Bu akşam itibariyle 13 Rebîu’l-evvel 1446’ya girdik. Salat ve selam olsun Rasulullah efendimizin ayda üç gün oruç tutulmasını tavsiye ettiği dolunaylı parlak günler (eyyam-ı biyd) yarın itibariyle başlıyor. (Pazartesi-Salı-Çarşamba)
Sözlükte, “bahar, bahar yağmuru, bolluk ve bereket” gibi manalar taşıyan Rebîu’l-evvel ayı, Peygamberimizin hem doğduğu hem Medine’ye hicret ettiği hem de vefat ettiği günü bağrında taşıyor.

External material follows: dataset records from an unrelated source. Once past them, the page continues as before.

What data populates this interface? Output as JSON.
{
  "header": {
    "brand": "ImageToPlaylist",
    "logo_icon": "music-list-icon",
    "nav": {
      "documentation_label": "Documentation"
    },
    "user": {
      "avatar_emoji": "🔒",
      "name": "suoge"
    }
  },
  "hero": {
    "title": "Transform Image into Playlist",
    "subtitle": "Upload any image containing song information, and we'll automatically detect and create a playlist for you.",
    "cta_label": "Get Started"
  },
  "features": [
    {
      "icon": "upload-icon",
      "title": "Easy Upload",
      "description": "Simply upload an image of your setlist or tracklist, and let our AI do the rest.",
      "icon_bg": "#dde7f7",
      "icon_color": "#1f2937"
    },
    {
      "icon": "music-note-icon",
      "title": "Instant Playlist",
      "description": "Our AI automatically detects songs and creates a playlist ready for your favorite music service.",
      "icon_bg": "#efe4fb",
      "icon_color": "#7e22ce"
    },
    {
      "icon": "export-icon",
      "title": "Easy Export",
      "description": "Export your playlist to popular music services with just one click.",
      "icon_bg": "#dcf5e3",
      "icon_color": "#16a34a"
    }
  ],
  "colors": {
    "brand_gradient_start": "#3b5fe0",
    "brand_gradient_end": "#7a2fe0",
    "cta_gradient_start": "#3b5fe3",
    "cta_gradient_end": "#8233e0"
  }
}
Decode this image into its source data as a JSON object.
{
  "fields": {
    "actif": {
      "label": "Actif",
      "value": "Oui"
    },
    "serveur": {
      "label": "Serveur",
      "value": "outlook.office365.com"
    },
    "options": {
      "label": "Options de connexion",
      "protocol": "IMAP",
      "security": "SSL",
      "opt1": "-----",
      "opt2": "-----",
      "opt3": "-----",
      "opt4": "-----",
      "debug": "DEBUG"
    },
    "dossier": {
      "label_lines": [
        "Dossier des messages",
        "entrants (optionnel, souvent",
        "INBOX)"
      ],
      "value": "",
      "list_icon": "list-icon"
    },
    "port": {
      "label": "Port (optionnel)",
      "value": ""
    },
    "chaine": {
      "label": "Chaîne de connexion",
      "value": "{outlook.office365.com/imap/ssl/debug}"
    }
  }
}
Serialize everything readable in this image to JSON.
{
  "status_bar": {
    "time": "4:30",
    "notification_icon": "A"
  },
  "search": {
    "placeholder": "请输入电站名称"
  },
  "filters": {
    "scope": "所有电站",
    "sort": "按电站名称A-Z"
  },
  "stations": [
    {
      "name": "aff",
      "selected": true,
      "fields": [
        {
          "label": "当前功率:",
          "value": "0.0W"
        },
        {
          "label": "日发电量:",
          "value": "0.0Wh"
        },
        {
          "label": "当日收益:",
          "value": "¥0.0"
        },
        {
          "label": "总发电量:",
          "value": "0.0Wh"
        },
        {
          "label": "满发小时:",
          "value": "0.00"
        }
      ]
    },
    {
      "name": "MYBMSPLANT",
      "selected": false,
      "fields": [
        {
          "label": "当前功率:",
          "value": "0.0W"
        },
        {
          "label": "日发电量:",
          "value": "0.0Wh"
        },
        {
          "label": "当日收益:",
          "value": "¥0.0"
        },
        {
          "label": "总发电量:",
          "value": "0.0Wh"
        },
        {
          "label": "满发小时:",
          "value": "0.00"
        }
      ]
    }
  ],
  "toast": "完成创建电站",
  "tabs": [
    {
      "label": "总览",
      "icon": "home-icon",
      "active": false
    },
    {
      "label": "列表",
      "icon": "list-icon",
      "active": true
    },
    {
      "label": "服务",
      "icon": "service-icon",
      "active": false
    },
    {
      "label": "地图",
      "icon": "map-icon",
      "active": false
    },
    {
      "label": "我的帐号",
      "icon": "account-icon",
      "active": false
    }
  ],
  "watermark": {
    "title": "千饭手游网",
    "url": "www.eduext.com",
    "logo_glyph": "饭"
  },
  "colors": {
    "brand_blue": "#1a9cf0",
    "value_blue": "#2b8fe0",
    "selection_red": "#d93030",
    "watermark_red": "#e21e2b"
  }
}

Bu ay, aynı zamanda ilk Cuma namazının kılındığı ve Mescid-i Nebevi’nin inşasının da başladığı ay olarak anılıyor.
Tarihin akışını değiştiren bir doğum, takvimde başlangıç günü yapılan bir hicret ve mübarek bir bedenin vefatı ile son bulmayan bir risalet…
Nebi aleyhisselam’ı sevmek, Onu bu ayda anmakla beraber anlamayı, mesajını hayata taşımayı, “Anam babam sana feda olsun ya Rasûlallah” diyen sahabiler gibi sünnet-i seniyyeyi yaşam tarzımıza öncelemeyi gerektirir. Allah’ın sevdiği, bağışlanmayı hak eden kullar, O’nun Peygamberine tâbi olan kullardır.
De ki: “Eğer Allah’ı seviyorsanız bana uyun ki Allah da sizi sevsin ve günahlarınızı bağışlasın. Allah çok bağışlayıcı, çok esirgeyicidir.” (Âl-i İmran, 31)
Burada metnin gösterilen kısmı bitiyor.